García-Rios Paula, Rodríguez-Lozano Francisco Javier, Pérez-Guzmán Nuria
Gerodontologý an Special Care Dentistry Unit, Morales Meseguer Hospital, Faculty of Medicine, IMIB-Arrixaca, University of Murcia, 30008 Murcia, Spain.
J Clin Med. 2025 Jun 19;14(12):4380. doi: 10.3390/jcm14124380.
Chronic kidney disease (CKD) is defined as a clinical syndrome secondary to a permanent change in kidney function or structure, making it irreversible.
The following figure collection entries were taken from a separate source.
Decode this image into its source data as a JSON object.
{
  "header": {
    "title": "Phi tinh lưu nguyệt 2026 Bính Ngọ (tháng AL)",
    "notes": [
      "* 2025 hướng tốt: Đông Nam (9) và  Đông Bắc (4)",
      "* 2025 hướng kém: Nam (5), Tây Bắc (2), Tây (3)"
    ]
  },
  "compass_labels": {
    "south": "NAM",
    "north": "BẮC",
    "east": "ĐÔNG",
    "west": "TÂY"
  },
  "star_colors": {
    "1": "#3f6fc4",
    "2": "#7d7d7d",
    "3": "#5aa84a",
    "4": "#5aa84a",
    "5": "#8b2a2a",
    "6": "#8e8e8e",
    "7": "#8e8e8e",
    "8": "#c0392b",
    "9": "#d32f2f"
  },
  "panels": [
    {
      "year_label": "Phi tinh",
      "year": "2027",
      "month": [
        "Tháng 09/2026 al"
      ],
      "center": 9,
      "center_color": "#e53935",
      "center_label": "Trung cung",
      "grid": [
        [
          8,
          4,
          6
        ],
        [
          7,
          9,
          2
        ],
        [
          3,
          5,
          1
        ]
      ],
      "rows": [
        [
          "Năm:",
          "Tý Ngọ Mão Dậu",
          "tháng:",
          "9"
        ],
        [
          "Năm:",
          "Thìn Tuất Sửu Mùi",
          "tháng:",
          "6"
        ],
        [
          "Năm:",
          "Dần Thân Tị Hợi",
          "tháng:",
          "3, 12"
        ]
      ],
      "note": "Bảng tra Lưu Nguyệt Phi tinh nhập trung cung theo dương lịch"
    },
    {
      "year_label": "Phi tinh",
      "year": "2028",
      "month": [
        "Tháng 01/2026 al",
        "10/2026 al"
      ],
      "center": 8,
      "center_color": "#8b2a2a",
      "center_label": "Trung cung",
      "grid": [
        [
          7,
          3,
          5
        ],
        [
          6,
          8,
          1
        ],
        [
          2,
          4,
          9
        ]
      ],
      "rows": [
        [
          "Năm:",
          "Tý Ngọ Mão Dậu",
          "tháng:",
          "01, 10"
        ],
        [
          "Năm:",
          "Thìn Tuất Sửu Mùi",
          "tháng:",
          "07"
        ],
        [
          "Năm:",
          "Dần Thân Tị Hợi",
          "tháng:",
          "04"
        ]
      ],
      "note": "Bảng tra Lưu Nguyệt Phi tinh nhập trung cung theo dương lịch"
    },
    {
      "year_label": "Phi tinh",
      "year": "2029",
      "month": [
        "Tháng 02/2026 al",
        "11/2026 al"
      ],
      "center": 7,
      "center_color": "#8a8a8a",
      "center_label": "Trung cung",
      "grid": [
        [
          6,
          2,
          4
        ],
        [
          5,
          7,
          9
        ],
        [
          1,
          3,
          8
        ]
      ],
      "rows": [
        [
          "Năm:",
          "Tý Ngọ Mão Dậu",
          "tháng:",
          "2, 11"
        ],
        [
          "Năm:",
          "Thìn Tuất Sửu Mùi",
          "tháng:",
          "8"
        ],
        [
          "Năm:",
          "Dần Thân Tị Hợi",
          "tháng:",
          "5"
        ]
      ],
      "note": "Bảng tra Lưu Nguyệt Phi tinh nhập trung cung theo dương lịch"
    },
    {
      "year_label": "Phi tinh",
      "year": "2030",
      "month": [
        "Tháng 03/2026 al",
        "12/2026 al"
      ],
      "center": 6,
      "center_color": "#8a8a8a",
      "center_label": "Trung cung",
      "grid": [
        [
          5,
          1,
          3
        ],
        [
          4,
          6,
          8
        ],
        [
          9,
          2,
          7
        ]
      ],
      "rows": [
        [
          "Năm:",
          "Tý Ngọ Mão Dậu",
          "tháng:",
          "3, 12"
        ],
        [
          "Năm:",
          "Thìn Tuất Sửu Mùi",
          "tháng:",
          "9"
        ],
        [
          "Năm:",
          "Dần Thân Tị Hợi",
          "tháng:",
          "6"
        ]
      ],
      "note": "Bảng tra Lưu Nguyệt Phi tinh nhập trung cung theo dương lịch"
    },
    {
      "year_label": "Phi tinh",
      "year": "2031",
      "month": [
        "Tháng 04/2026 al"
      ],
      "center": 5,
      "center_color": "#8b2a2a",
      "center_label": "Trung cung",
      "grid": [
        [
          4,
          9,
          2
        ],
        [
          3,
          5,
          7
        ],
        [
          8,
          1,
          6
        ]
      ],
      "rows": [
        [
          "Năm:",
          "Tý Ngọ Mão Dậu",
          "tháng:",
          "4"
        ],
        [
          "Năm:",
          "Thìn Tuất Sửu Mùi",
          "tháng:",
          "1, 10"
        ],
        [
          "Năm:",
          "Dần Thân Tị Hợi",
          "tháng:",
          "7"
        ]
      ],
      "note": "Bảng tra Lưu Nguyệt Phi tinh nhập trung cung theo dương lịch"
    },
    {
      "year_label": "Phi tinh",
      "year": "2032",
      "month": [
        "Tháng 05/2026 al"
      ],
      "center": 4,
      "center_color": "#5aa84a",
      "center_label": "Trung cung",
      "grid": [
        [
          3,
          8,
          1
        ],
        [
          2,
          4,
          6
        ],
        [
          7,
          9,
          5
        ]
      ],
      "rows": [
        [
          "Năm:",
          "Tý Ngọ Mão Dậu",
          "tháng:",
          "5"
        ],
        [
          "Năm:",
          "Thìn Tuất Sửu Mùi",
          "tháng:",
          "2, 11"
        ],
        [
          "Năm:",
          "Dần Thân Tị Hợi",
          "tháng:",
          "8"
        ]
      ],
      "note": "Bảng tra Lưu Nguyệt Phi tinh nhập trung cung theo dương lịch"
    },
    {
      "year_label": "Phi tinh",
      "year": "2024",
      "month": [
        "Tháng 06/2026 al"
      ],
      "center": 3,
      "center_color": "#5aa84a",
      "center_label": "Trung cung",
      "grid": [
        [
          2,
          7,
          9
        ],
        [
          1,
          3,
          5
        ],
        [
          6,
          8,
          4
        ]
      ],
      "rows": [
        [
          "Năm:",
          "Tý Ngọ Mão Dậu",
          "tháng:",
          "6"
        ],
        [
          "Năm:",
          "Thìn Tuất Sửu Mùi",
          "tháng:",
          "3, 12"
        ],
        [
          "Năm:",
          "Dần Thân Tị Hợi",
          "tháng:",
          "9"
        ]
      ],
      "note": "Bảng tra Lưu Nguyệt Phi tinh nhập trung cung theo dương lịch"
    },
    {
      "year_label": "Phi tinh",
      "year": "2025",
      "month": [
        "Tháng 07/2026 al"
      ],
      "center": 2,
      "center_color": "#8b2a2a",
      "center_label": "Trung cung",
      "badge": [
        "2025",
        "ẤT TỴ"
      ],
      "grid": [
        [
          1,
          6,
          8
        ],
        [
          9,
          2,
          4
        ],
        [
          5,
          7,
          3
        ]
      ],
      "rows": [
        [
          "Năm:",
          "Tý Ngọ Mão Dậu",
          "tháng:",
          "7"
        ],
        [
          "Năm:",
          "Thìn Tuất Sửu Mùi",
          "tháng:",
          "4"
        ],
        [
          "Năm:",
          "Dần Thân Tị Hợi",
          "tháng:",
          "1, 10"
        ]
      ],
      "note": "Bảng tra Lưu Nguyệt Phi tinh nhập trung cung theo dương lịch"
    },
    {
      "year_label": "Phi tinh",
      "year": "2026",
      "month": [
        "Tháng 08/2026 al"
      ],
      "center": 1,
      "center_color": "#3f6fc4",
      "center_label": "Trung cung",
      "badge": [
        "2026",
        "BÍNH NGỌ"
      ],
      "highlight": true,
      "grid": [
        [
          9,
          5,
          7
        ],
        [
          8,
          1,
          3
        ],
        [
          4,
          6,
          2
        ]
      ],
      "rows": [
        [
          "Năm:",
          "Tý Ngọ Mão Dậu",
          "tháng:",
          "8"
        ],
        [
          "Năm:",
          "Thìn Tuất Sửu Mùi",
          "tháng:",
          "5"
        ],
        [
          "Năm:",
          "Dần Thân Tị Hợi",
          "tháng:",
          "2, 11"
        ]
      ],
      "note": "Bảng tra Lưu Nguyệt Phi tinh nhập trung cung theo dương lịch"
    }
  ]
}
Most patients at the onset of the disease are asymptomatic or present nonspecific symptoms, including signs and symptoms at the oral level. These manifestations, such as hyposalivation, increased calculus index, enamel defects, or changes in saliva composition, contribute to the diagnosis of this pathology and can also significantly affect the patient's quality of life. The aim is to systematically assess the presence and relevance of oral manifestations in patients with CKD, and to identify correlations between these symptoms and clinical parameters such as glomerular filtration rate or concomitant conditions of the patient. A systematic review was conducted following the Preferred Reporting Items for Systematic Reviews and Meta-Analyses (PRISMA) guidelines. A search was carried out in the PubMed, Scopus, Scielo, and The Cochrane Library databases on 7 April 2025, using terms related to "chronic kidney disease" and "oral manifestations". Inclusion criteria referred to observational studies published in the last ten years that reported oral symptoms in patients with CKD. The quality of cohort and case-control studies was assessed using the Newcastle-Ottawa Scale (NOS), while for cross-sectional studies, the Joanna Briggs Institute (JBI) critical appraisal checklist was used. A total of 27 studies met the inclusion criteria, primarily cross-sectional in design. The most frequently reported oral manifestations included hyposalivation, increased calculus and plaque indices, enamel defects, periodontal disease, and oral candidiasis. Significant associations were identified between the duration of dialysis and severity of periodontal disease, as well as between CKD stage and taste dysfunction. Findings varied by age group and CKD stage, with children showing distinct salivary profiles and adults presenting more pronounced periodontal and mucosal conditions. This review highlights a clear relationship between CKD and various oral health disturbances, although more studies are needed to better understand oral-systemic interactions in CKD. What is necessary is the establishment of multidisciplinary care approaches.
慢性肾脏病(CKD)被定义为一种继发于肾功能或结构永久性改变的临床综合征,具有不可逆性。大多数患者在疾病初发时无症状或表现为非特异性症状,包括口腔层面的体征和症状。这些表现,如唾液分泌减少、结石指数增加、牙釉质缺陷或唾液成分变化,有助于该疾病的诊断,也会显著影响患者的生活质量。目的是系统评估CKD患者口腔表现的存在情况及相关性,并确定这些症状与临床参数(如肾小球滤过率)或患者伴随疾病之间的关联。按照系统评价和Meta分析的首选报告项目(PRISMA)指南进行了一项系统评价。于2025年4月7日在PubMed、Scopus、Scielo和考克兰图书馆数据库中进行检索,使用与“慢性肾脏病”和“口腔表现”相关的术语。纳入标准涉及过去十年发表的报告CKD患者口腔症状的观察性研究。队列研究和病例对照研究的质量使用纽卡斯尔-渥太华量表(NOS)进行评估,而横断面研究则使用乔安娜·布里格斯研究所(JBI)的批判性评价清单。共有27项研究符合纳入标准,主要为横断面设计。最常报告的口腔表现包括唾液分泌减少增加、结石和菌斑指数增加、牙釉质缺陷、牙周病和口腔念珠菌病。在透析时间与牙周病严重程度之间以及CKD分期与味觉功能障碍之间发现了显著关联。研究结果因年龄组和CKD分期而异,儿童表现出独特的唾液特征,而成人则表现出更明显的牙周和黏膜状况。本综述强调了CKD与各种口腔健康问题之间的明确关系,尽管需要更多研究来更好地理解CKD中的口腔-全身相互作用。有必要建立多学科护理方法。